Ciri khas dari masyarakat adat adalah; mengambil hasil alam secukupnya, bertani secara organik dengan memperhatikan unsur nutrisi tanah jangka panjang dan terikat pada wilayah dan hukum adat di tempat mereka tinggal.
Kenapa mereka bertani secara organik? Kenapa pula mengambil hasil alam secukupnya -sedang mereka tinggal di hutan yang semuanya melimpah? Kenapa? Kenapa?
Cuma satu jawabannya; mereka cerdas. Mereka dekat dengan alam dan hidup mereka juga sangat bergantung dengan alam, sehingga mereka tahu bahwa alam harus diperlakukan dengan baik.
Kalian pernah dengar kalender tanam Pranata Wangsa? Almanak ini diperoleh dari hasil 'mendengarkan' alam. Bagaimana nenek moyang zaman dulu mengamati perubahan tiap musim dengan melihat susunan bintang, perilaku hewan sampai sifat tanaman. Misal, saat muncul rasi bintang Orion di sebelah timur setelah matahari terbenam, saat itulah awal tahun dimulai. Musim pertama disebut Karsa, selain ditandai dengan kemunculan Orion, juga dilihat dari kebiasaan alam seperti; daun-daun berguguran, kayu mengering, dan belalang masuk ke tanah. Saat itulah masyarakat bersiap membakar jerami untuk ketersediaan unsur hara pada tanah (persiapan menanam palawija).
Kalender tanam itu salah satu contoh seberapa dekatnya mereka dengan alam. Bestie banget pokoknya mah. Karena mereka paham sekali, jika alam diperlakukan dengan baik, alam akan memperlakukan mereka dengan baik juga.
Sebuah Mitos
Berbicara soal masyarakat adat, maka tidak akan jauh dengan istilah mitos. Mitos memang sangat kental di dalam komunitas masyarakat adat. Biasanya yang berkaitan dengan alam.
Ada sebuah mitos turun-menurun di Mungku Baru, Rakumpit, Kalimantan Tengah.
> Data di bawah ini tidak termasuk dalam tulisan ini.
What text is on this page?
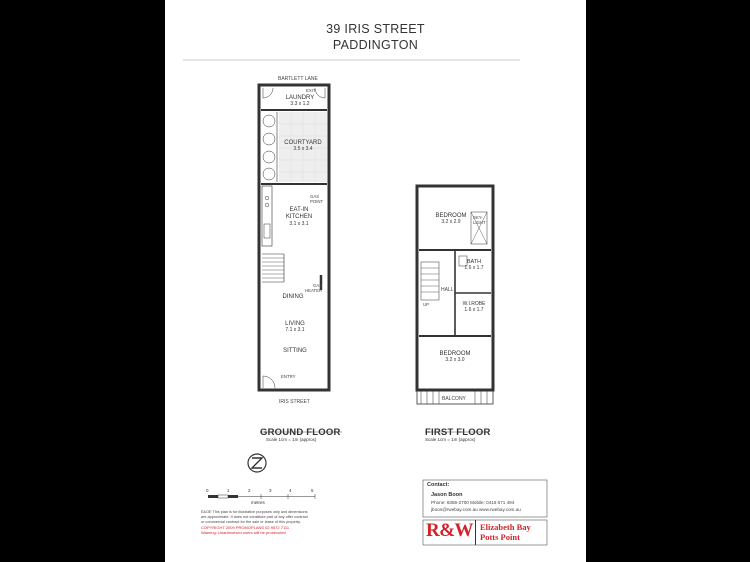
39 IRIS STREET
PADDINGTON
BARTLETT LANE
EXIT
LAUNDRY
3.3 x 1.2
COURTYARD
3.5 x 3.4
GAS
POINT
EAT-IN
KITCHEN
3.1 x 3.1
GAS
HEATER
DINING
LIVING
7.1 x 3.1
SITTING
ENTRY
IRIS STREET
GROUND FLOOR
Scale 1cm = 1m (approx)
BEDROOM
3.2 x 2.9
SKY-
LIGHT
BATH
1.6 x 1.7
HALL
UP	W.I.ROBE
1.6 x 1.7
BEDROOM
3.2 x 3.0
BALCONY
FIRST FLOOR
Scale 1cm = 1m (approx)
0	1	2	3	4	5
metres
E&OE This plan is for illustrative purposes only and dimensions
are approximate. It does not constitute part of any offer contract
or commercial contract for the sale or lease of this property.
COPYRIGHT 2009 PROMOPLANS 02 9572 7111
Warning: Unauthorised users will be prosecuted
Contact:
Jason Boon
Phone: 8356-2700 Mobile: 0418 671 494
jboon@rwebay.com.au www.rwebay.com.au
R&W Elizabeth Bay
Potts Point
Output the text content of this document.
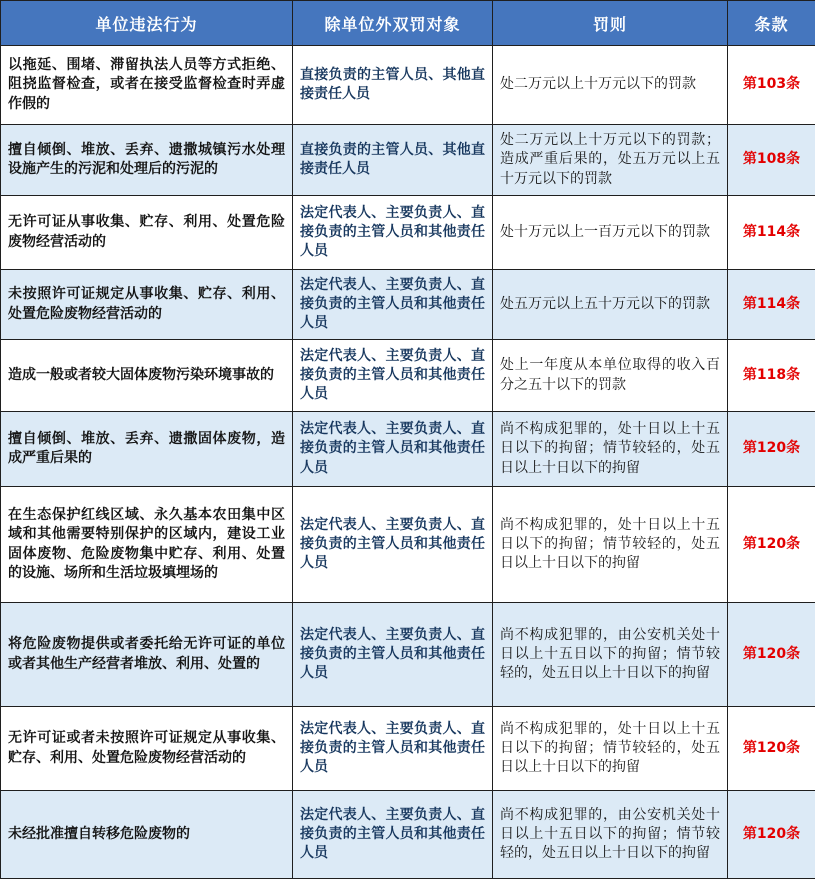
单位违法行为	除单位外双罚对象	罚则	条款
以拖延、围堵、滞留执法人员等方式拒绝、阻挠监督检查，或者在接受监督检查时弄虚作假的	直接负责的主管人员、其他直接责任人员	处二万元以上十万元以下的罚款	第103条
擅自倾倒、堆放、丢弃、遗撒城镇污水处理设施产生的污泥和处理后的污泥的	直接负责的主管人员、其他直接责任人员	处二万元以上十万元以下的罚款；造成严重后果的，处五万元以上五十万元以下的罚款	第108条
无许可证从事收集、贮存、利用、处置危险废物经营活动的	法定代表人、主要负责人、直接负责的主管人员和其他责任人员	处十万元以上一百万元以下的罚款	第114条
未按照许可证规定从事收集、贮存、利用、处置危险废物经营活动的	法定代表人、主要负责人、直接负责的主管人员和其他责任人员	处五万元以上五十万元以下的罚款	第114条
造成一般或者较大固体废物污染环境事故的	法定代表人、主要负责人、直接负责的主管人员和其他责任人员	处上一年度从本单位取得的收入百分之五十以下的罚款	第118条
擅自倾倒、堆放、丢弃、遗撒固体废物，造成严重后果的	法定代表人、主要负责人、直接负责的主管人员和其他责任人员	尚不构成犯罪的，处十日以上十五日以下的拘留；情节较轻的，处五日以上十日以下的拘留	第120条
在生态保护红线区域、永久基本农田集中区域和其他需要特别保护的区域内，建设工业固体废物、危险废物集中贮存、利用、处置的设施、场所和生活垃圾填埋场的	法定代表人、主要负责人、直接负责的主管人员和其他责任人员	尚不构成犯罪的，处十日以上十五日以下的拘留；情节较轻的，处五日以上十日以下的拘留	第120条
将危险废物提供或者委托给无许可证的单位或者其他生产经营者堆放、利用、处置的	法定代表人、主要负责人、直接负责的主管人员和其他责任人员	尚不构成犯罪的，由公安机关处十日以上十五日以下的拘留；情节较轻的，处五日以上十日以下的拘留	第120条
无许可证或者未按照许可证规定从事收集、贮存、利用、处置危险废物经营活动的	法定代表人、主要负责人、直接负责的主管人员和其他责任人员	尚不构成犯罪的，处十日以上十五日以下的拘留；情节较轻的，处五日以上十日以下的拘留	第120条
未经批准擅自转移危险废物的	法定代表人、主要负责人、直接负责的主管人员和其他责任人员	尚不构成犯罪的，由公安机关处十日以上十五日以下的拘留；情节较轻的，处五日以上十日以下的拘留	第120条
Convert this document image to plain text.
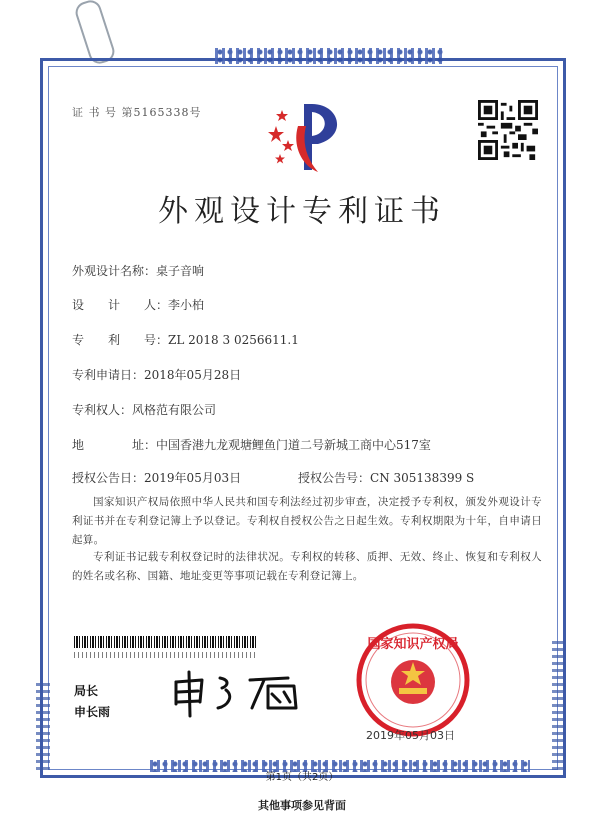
证 书 号 第5165338号
外观设计专利证书
外观设计名称：桌子音响
设　　计　　人：李小柏
专　　利　　号：ZL 2018 3 0256611.1
专利申请日：2018年05月28日
专利权人：风格范有限公司
地　　　　址：中国香港九龙观塘鲤鱼门道二号新城工商中心517室
授权公告日：2019年05月03日	授权公告号：CN 305138399 S
国家知识产权局依照中华人民共和国专利法经过初步审查，决定授予专利权，颁发外观设计专利证书并在专利登记簿上予以登记。专利权自授权公告之日起生效。专利权期限为十年，自申请日起算。
专利证书记载专利权登记时的法律状况。专利权的转移、质押、无效、终止、恢复和专利权人的姓名或名称、国籍、地址变更等事项记载在专利登记簿上。
局长
申长雨
国家知识产权局
2019年05月03日
第1页（共2页）
其他事项参见背面
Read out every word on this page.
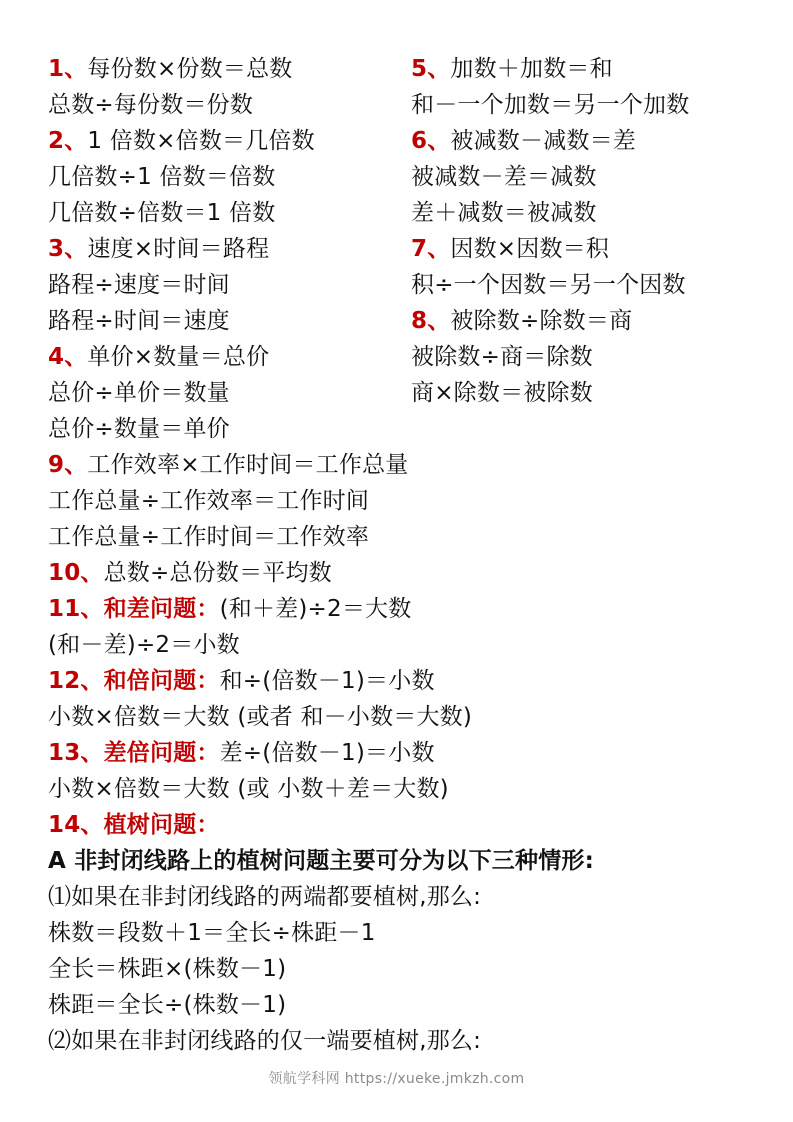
1、每份数×份数＝总数
总数÷每份数＝份数
2、1 倍数×倍数＝几倍数
几倍数÷1 倍数＝倍数
几倍数÷倍数＝1 倍数
3、速度×时间＝路程
路程÷速度＝时间
路程÷时间＝速度
4、单价×数量＝总价
总价÷单价＝数量
总价÷数量＝单价
5、加数＋加数＝和
和－一个加数＝另一个加数
6、被减数－减数＝差
被减数－差＝减数
差＋减数＝被减数
7、因数×因数＝积
积÷一个因数＝另一个因数
8、被除数÷除数＝商
被除数÷商＝除数
商×除数＝被除数
9、工作效率×工作时间＝工作总量
工作总量÷工作效率＝工作时间
工作总量÷工作时间＝工作效率
10、总数÷总份数＝平均数
11、和差问题：(和＋差)÷2＝大数
(和－差)÷2＝小数
12、和倍问题：和÷(倍数－1)＝小数
小数×倍数＝大数 (或者 和－小数＝大数)
13、差倍问题：差÷(倍数－1)＝小数
小数×倍数＝大数 (或 小数＋差＝大数)
14、植树问题：
A 非封闭线路上的植树问题主要可分为以下三种情形:
⑴如果在非封闭线路的两端都要植树,那么:
株数＝段数＋1＝全长÷株距－1
全长＝株距×(株数－1)
株距＝全长÷(株数－1)
⑵如果在非封闭线路的仅一端要植树,那么:
领航学科网 https://xueke.jmkzh.com
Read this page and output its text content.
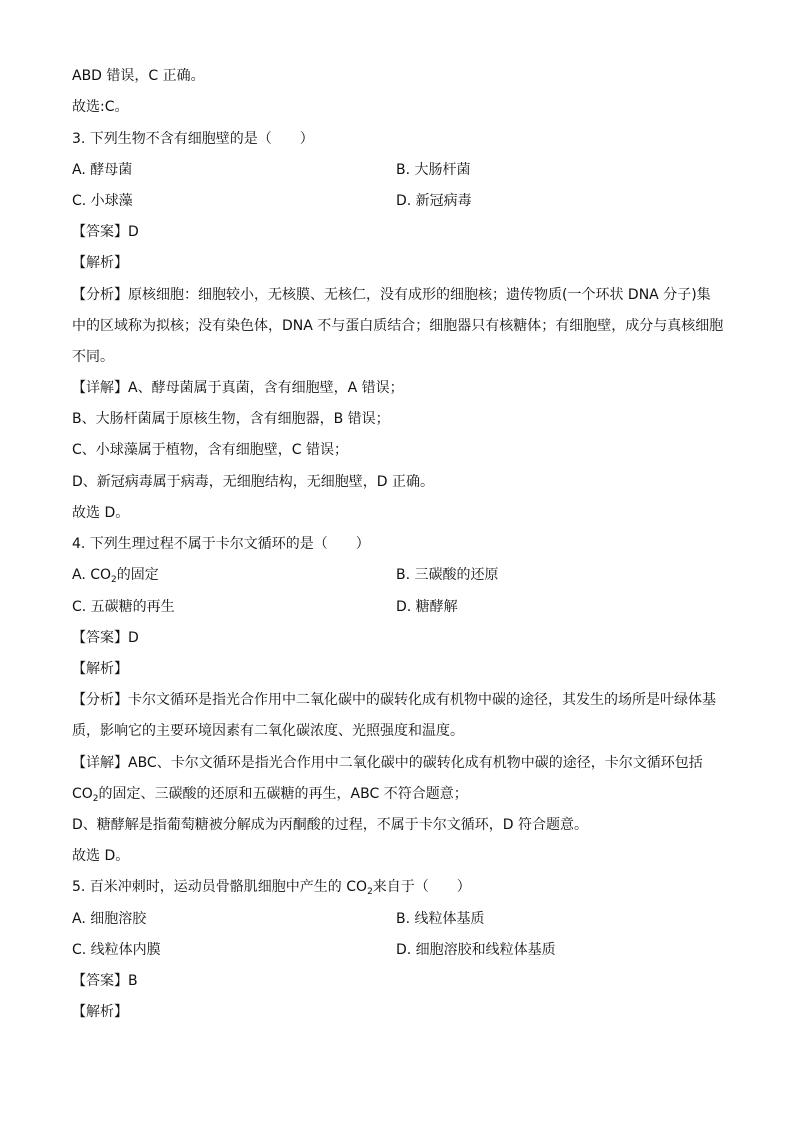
ABD 错误，C 正确。
故选:C。
3. 下列生物不含有细胞壁的是（　　）
A. 酵母菌	B. 大肠杆菌
C. 小球藻	D. 新冠病毒
【答案】D
【解析】
【分析】原核细胞：细胞较小，无核膜、无核仁，没有成形的细胞核；遗传物质(一个环状 DNA 分子)集中的区域称为拟核；没有染色体，DNA 不与蛋白质结合；细胞器只有核糖体；有细胞壁，成分与真核细胞不同。
【详解】A、酵母菌属于真菌，含有细胞壁，A 错误；
B、大肠杆菌属于原核生物，含有细胞器，B 错误；
C、小球藻属于植物，含有细胞壁，C 错误；
D、新冠病毒属于病毒，无细胞结构，无细胞壁，D 正确。
故选 D。
4. 下列生理过程不属于卡尔文循环的是（　　）
A. $CO_2$的固定	B. 三碳酸的还原
C. 五碳糖的再生	D. 糖酵解
【答案】D
【解析】
【分析】卡尔文循环是指光合作用中二氧化碳中的碳转化成有机物中碳的途径，其发生的场所是叶绿体基质，影响它的主要环境因素有二氧化碳浓度、光照强度和温度。
【详解】ABC、卡尔文循环是指光合作用中二氧化碳中的碳转化成有机物中碳的途径，卡尔文循环包括
$CO_2$的固定、三碳酸的还原和五碳糖的再生，ABC 不符合题意；
D、糖酵解是指葡萄糖被分解成为丙酮酸的过程，不属于卡尔文循环，D 符合题意。
故选 D。
5. 百米冲刺时，运动员骨骼肌细胞中产生的 $CO_2$来自于（　　）
A. 细胞溶胶	B. 线粒体基质
C. 线粒体内膜	D. 细胞溶胶和线粒体基质
【答案】B
【解析】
Siapapun yang tinggal di sana sudah paham sekali soal ini, bahwa tidak ada yang boleh mengambil pohon ulin dari hutan mereka tinggal. Barang siapa yang menebang pohon ulin akan mendapat bala di kemudian hari.
Saking teguh memegang kepercayaan tersebut, konon anak Suku Dayak Ngaju bahkan tidak berani mengambil kayu ulin berlumut yang sudah rebah di tanah, entah tumbang karena angin atau lapuk karena usia.
Lain lagi dengan Masyarakat Adat Suku Baduy. Di sana, mereka dilarang menggunakan sabun, pasta gigi dan sampo kemasan. Larangan tersebut juga berlaku bagi turis yang berkunjung di sana.
Memang, masyarakat adat sangat kental untuk urusan permitosan ini. Kebanyakan mitos ini diajarkan dari generasi ke generasi, bernasab kepada leluhur mereka.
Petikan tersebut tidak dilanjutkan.